Posted in 3eme guerre mondiale, actualité, colonialisme, France et colonialisme, guerre Libye, guerres hégémoniques, guerres imperialistes, ingérence et etats-unis, N.O.M, neoliberalisme et fascisme, politique et lobbyisme, politique et social, résistance politique, terrorisme d'état with tags , , , , , , , , , , , , , on 19 avril 2016 by Résistance 71

Excellente analyse de Bruno Guigue ci-dessous, qui nous donne l’occasion de rebondir sur sa conclusion: Israël et l’Arabie Saoudite ne sont pas les derniers colonialistes de la planète, mais ne sont que des sous-entités du colonialisme occidental. L’empire régnant, la « nation indispensable » à la « destinée manifeste » auto-proclamée sur le monde, les Etats-Unis, eux-mêmes une dépendance de la City de Londres et de son cartel banquier criminel transnational, constituent l’entité coloniale ultime sur cette planète ; un colonialisme qui n’a de cesse de piller le monde de ses ressources au profit du plus petit nombre.

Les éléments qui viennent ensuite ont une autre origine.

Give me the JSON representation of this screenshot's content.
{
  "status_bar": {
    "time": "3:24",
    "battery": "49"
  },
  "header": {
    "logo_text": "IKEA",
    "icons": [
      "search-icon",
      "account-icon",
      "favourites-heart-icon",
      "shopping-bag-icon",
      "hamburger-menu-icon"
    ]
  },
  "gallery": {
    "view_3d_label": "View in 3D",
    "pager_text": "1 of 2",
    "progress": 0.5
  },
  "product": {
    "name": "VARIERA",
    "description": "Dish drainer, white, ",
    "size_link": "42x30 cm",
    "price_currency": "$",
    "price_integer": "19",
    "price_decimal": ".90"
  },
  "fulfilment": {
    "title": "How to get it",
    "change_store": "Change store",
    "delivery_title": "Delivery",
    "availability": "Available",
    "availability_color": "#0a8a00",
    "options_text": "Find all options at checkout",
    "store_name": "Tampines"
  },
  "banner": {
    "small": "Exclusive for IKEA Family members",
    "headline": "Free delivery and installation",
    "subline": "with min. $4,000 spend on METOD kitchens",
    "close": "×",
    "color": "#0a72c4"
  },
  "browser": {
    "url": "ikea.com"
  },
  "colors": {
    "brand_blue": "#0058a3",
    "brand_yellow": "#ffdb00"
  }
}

Notre chance: pour la toute première fois dans l’histoire, nous avons affaire à un empire sans terre, un empire qui se tient sur des terres volées, usurpées en héritage des dogmes et diktats de la chrétienté vaticane du XVème siècle et nous devons comprendre que ce colosse aux pieds d’argile est un empire à terre puisque sans terre. L’empire n’a aucune légitimité territoriale et se doit d’être légalement dépouillé et il le serait par les actions en justice des nations et peuple originels s’il ne contrôlait pas politiquement et financièrement tous les tribunaux internationaux rendant en cela toute « justice internationale » absolument pathétique et grand-guignolesque !

~ Résistance 71 ~

 

Le Golan et les hyènes sionistes

 

Bruno Guigue

 

18 avril 2016

 

url de l’article original:

http://arretsurinfo.ch/le-golan-et-les-hyenes-sionistes/

 

Telle une meute de hyènes venant flairer la chair décomposée, le gouvernement israélien a tenu un conseil des ministres sur le plateau du Golan. A cette occasion, la femelle dominante de la meute n’a pu s’empêcher de marquer son territoire en déclarant que ce territoire volé au peuple syrien en 1967 « resterait définitivement entre les mains d’Israël ». On n’en attendait pas moins de sa part, mais cette provocation a au moins le mérite de rappeler qu’Israël, posté en embuscade, entend bien toucher les dividendes du drame syrien.

La sanglante entreprise de destruction de la Syrie constitue en effet, pour le régime sioniste, une aubaine inespérée. Les dirigeants de Tel Aviv le savent : la liquidation de la Syrie souveraine leur offrirait le Golan sur un plateau d’argent. Dans un pays dévasté, fragmenté sur une base ethno-confessionnelle, Israël saisirait sa part des dépouilles, il participerait à ce festin de charognards dont rêvent les illuminés de la charia et leurs commanditaires, les stratèges de l’OTAN.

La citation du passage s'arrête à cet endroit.